Agentur für Internetsicherheit: Vorsicht vor Social Networks

Die Social Networks boomen zur Zeit wie keine andere Branche im Internet; Meinvz, Schuelervz, Facebook, Myspace oder einfach nur Schueler.cc, jeder kennt sie und die Zuwachsraten sind enorm. Doch jetzt schlagen nicht nur Datenschützer, sondern auch die Agentur für Internetsicherheit Alarm und raten zur Vorsicht.
Die Europäische Agentur für Internetsicherheit (ENISA) warnt in einem neuen Bericht vor Identitätsdiebstahl und Verbreitung von Malware.
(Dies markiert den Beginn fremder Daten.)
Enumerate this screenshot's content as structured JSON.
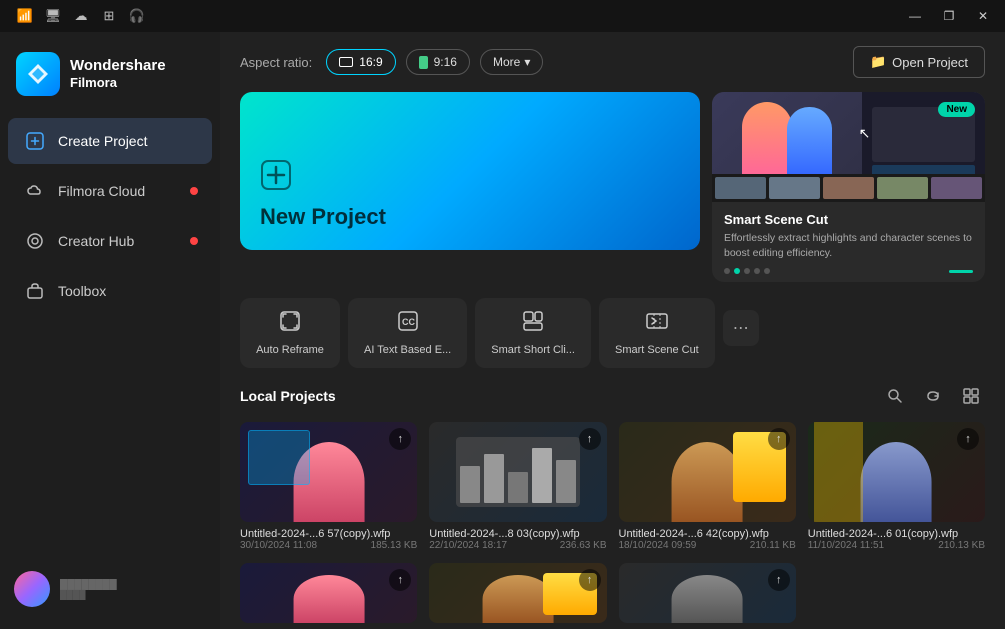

Die Social Netorks, die besonders bei Jugendlichen äußerst beliebt sind und teils hohe Anmelderaten im zweistelligen Bereich verzeichnen, werden zunehmend gefährlicher.
Die ENISA stellt daher ein paar „goldene Regeln“ auf, um diese Gefahren in Zukunft bekämpfen und damit die Schäden zu verringern.
Die User sollen daher niemals echte Namen verwenden und darauf vertrauen, dass man unter dem Spitznamen in den Community’s gefunden wird.
Nach einer Sitzung (also nachdem man fertig ist) ist es ratsam sich aus dem Netzwerk ausloggen. Das Passwort darf dabei aus Sicherheitsgründen selbstverständlich nicht gespeichert werden.
Auch ist es besser, seine geschäftlichen und privaten Kontakte nicht gemeinsam in einen Account gemeinsam zu verwalten. Alle Daten sollen, sofern möglich, auf den Privatsphäre-Modus gestellt werden, damit die Daten nicht von einem Crawler erfasst werden können.
In Europa gibt es aktuell über 200 Millionen Nutzer von Sozialen Netzwerken. Davon wird überwiegend Facebook genutzt. Aufgrund der hohen Zahl von mobilen Zugängen zu Facebook (rund 65 Millionen, bis 2012 rund 135 Millionen) wird außerdem dazu geraten, keine persönlichen Daten auf dem Handy / Smartphone zu speichern.
Falls es zu einem Verlust kommt, sollte man unbedingt alle Passwörter ändern und eine Verlustanzeige bei der Polizei erstatten.